Tom Burroughes Editor London 5 January 2009

Credit Suisse Clients Suffer Up To SFr1 Billion Loss From Madoff Fraud - Report

Clients of Credit Suisse have lost up to SFr1 billion ($929 million) in the alleged fraud of Wall Street financier Bernard Madoff, according to the Swiss Sunday newspaper Sonntag.

Citing the bank's “internal estimates,” the publication said customers had lost between SFr900 million and SFr1 billion.

Credit Suisse spokesman Jan Vonder Muehll was reported confirming that clients had lost money, but he did not specify the amount.
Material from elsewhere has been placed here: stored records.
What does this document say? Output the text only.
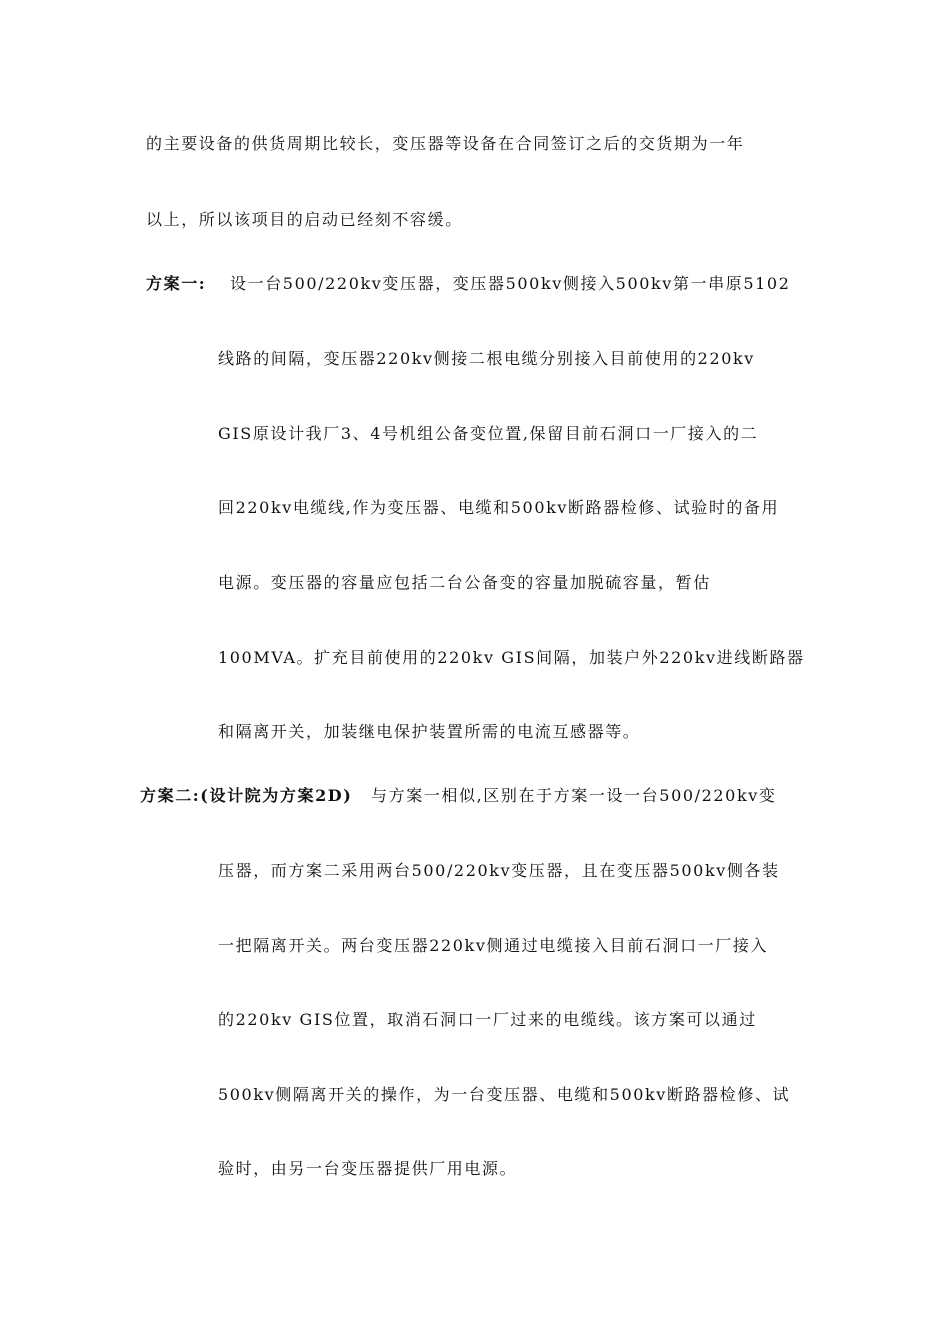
的主要设备的供货周期比较长，变压器等设备在合同签订之后的交货期为一年
以上，所以该项目的启动已经刻不容缓。
方案一: 设一台500/220kv变压器，变压器500kv侧接入500kv第一串原5102
线路的间隔，变压器220kv侧接二根电缆分别接入目前使用的220kv
GIS原设计我厂3、4号机组公备变位置,保留目前石洞口一厂接入的二
回220kv电缆线,作为变压器、电缆和500kv断路器检修、试验时的备用
电源。变压器的容量应包括二台公备变的容量加脱硫容量，暂估
100MVA。扩充目前使用的220kv GIS间隔，加装户外220kv进线断路器
和隔离开关，加装继电保护装置所需的电流互感器等。
方案二:(设计院为方案2D) 与方案一相似,区别在于方案一设一台500/220kv变
压器，而方案二采用两台500/220kv变压器，且在变压器500kv侧各装
一把隔离开关。两台变压器220kv侧通过电缆接入目前石洞口一厂接入
的220kv GIS位置，取消石洞口一厂过来的电缆线。该方案可以通过
500kv侧隔离开关的操作，为一台变压器、电缆和500kv断路器检修、试
验时，由另一台变压器提供厂用电源。
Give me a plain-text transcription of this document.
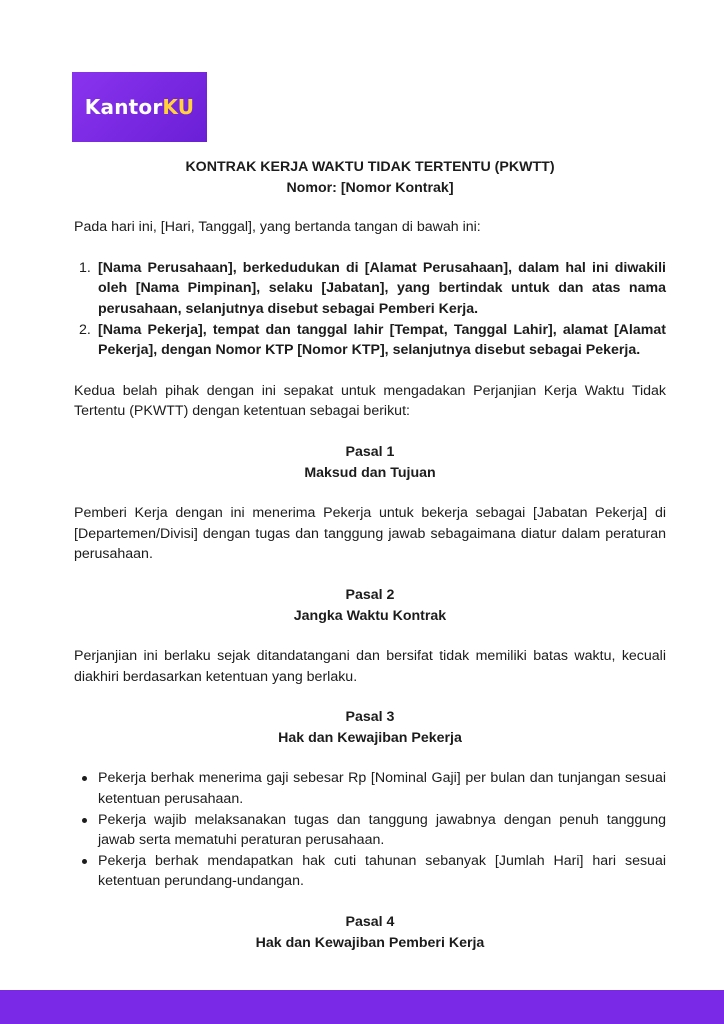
KantorKU
KONTRAK KERJA WAKTU TIDAK TERTENTU (PKWTT)
Nomor: [Nomor Kontrak]

Pada hari ini, [Hari, Tanggal], yang bertanda tangan di bawah ini:

1. [Nama Perusahaan], berkedudukan di [Alamat Perusahaan], dalam hal ini diwakili oleh [Nama Pimpinan], selaku [Jabatan], yang bertindak untuk dan atas nama perusahaan, selanjutnya disebut sebagai Pemberi Kerja.
2. [Nama Pekerja], tempat dan tanggal lahir [Tempat, Tanggal Lahir], alamat [Alamat Pekerja], dengan Nomor KTP [Nomor KTP], selanjutnya disebut sebagai Pekerja.

Kedua belah pihak dengan ini sepakat untuk mengadakan Perjanjian Kerja Waktu Tidak Tertentu (PKWTT) dengan ketentuan sebagai berikut:

Pasal 1
Maksud dan Tujuan

Pemberi Kerja dengan ini menerima Pekerja untuk bekerja sebagai [Jabatan Pekerja] di [Departemen/Divisi] dengan tugas dan tanggung jawab sebagaimana diatur dalam peraturan perusahaan.

Pasal 2
Jangka Waktu Kontrak

Perjanjian ini berlaku sejak ditandatangani dan bersifat tidak memiliki batas waktu, kecuali diakhiri berdasarkan ketentuan yang berlaku.

Pasal 3
Hak dan Kewajiban Pekerja
Pekerja berhak menerima gaji sebesar Rp [Nominal Gaji] per bulan dan tunjangan sesuai ketentuan perusahaan.
Pekerja wajib melaksanakan tugas dan tanggung jawabnya dengan penuh tanggung jawab serta mematuhi peraturan perusahaan.
Pekerja berhak mendapatkan hak cuti tahunan sebanyak [Jumlah Hari] hari sesuai ketentuan perundang-undangan.
Pasal 4
Hak dan Kewajiban Pemberi Kerja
Mr Muehll added: "Credit Suisse did not actively recommend or sell Bernard Madoff investment products."

Switzerland's largest bank, UBS, said last year that the exposure of its investment bank unit to the scam was “limited and insignificant”.

Last Sunday, however, Swiss newspaper NZZ am Sonntag reported that a Luxembourg-based fund run by UBS had invested SFr1.4 billion in Madoff funds.

Mr Madoff, a 70-year-old Wall Street veteran, is alleged by US prosecutors to have confessed to having defrauded investors of $50 billion in a giant pyramid scheme that collapsed in the global financial crisis.

Meanwhile, Mr Madoff’s firm was examined at least eight times in 16 years by the US Securities and Exchange Commission and other regulators, who often came armed with suspicions, the Wall Street Journal said.

SEC officials followed up on emails from a New York hedge fund that described Bernard Madoff's business practices as "highly unusual", the paper added.